Paper and pencil is not susceptible to technical problems. It is comfortable for people unfamiliar with computers. However, it’s labor-intensive when it comes to distribution of the materials, grading, tracking, reporting, etc.

Computer-based assessments are faster and easier to update. Results can be provided immediately. Computer-based assessments allow for question types such as software simulations that paper and pencil can’t provide. However, not everyone is comfortable with computers or can type at a reasonable rate – you don’t want someone who knows the material to fail a test because they couldn’t answer questions fast enough using a keyboard.

Are True/False Questions Useless?

Posted By Doug Peterson

As a test designer, I need every question to tell me something about the learner that I didn’t know before the question was answered: Does the learner have the knowledge for which the question is testing? Developing questions costs money, and every question takes up some of the learner’s time, so every question needs to be effective.

Is a True/False question effective? Does it tell me whether or not the learner actually learned anything? One would think that if the learner answered correctly, it would mean the learning was successful. The problem is that with only two choices, the learner has a 50% chance of simply guessing the correct answer. So does a correct answer really mean the learner possessed the knowledge, or does it simply mean the learner guessed correctly? You can’t tell, so the True/False question cannot be counted on as an indicator of successful training.

So is that it for our good friend, the True/False question? No more True/False questions on our quizzes, tests and exams? Is the True/False question history?

No, not at all.

While a True/False question may not be truly able to tell you what a learner does know, it is very good at telling you what a learner doesn’t know! When the learner gets a True/False question wrong, you can be guaranteed it is because they don’t possess the desired knowledge.

This means that True/False questions work very well on pre-tests given to the learner before the training. They can help identify what the learner doesn’t know so that they know the topics on which to focus in the training.

So don’t give up on the trusty True/False question!
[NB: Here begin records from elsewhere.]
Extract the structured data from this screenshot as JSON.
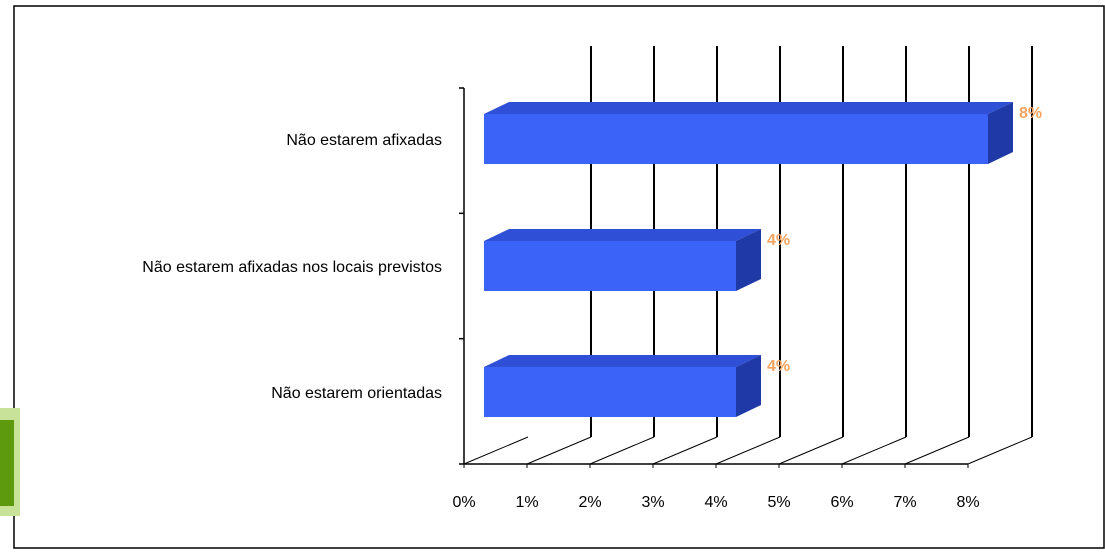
{
  "chart_data": {
    "type": "bar",
    "orientation": "horizontal",
    "style": "3d",
    "categories": [
      "Não estarem afixadas",
      "Não estarem afixadas nos locais previstos",
      "Não estarem orientadas"
    ],
    "values": [
      8,
      4,
      4
    ],
    "data_labels": [
      "8%",
      "4%",
      "4%"
    ],
    "x_ticks": [
      "0%",
      "1%",
      "2%",
      "3%",
      "4%",
      "5%",
      "6%",
      "7%",
      "8%"
    ],
    "xlim": [
      0,
      8
    ],
    "grid": true,
    "legend": "none"
  },
  "colors": {
    "bar_front": "#3b63f7",
    "bar_top": "#2f4fd6",
    "bar_side": "#1f3aa6",
    "data_label": "#f4a460",
    "gridline": "#000000",
    "frame": "#000000",
    "side_decoration": "#7ab317"
  }
}
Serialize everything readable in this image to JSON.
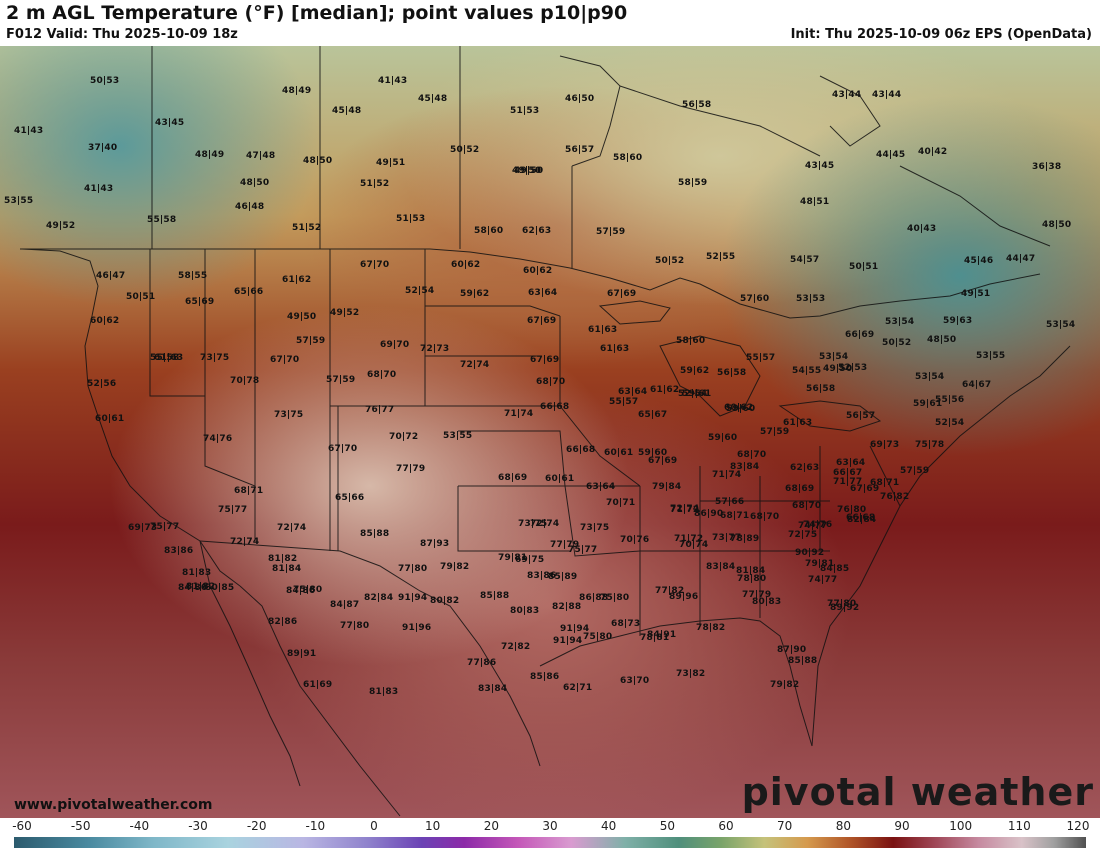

Just make sure that you understand what it really shows you about the learner, and that you use it in the right place.

Creating scenario-based assessments

Scenario-based assessments (like this one, for example) are a great way to test learners’ understanding of a specific subject or gauge how someone would react in certain circumstances.

You can create scenario-based assessments in Questionmark Perception version 5 by grouping a series of questions with a single stimulus such as a reading passage, case study, video, image or audio track.

To do this, you would select the appropriate template within the Perception Assessment Wizard to group related questions into a single block. You use text and images to create a static introduction or stimulus that would remain visible in on one half of the window while the questions related to it show up one at a time on the other half.

You can create questions as you would any normal set of questions. Group them in a single sub-topic or place the questions in other relevant topics.

Once your assessment is complete, you can schedule it like any other assessment.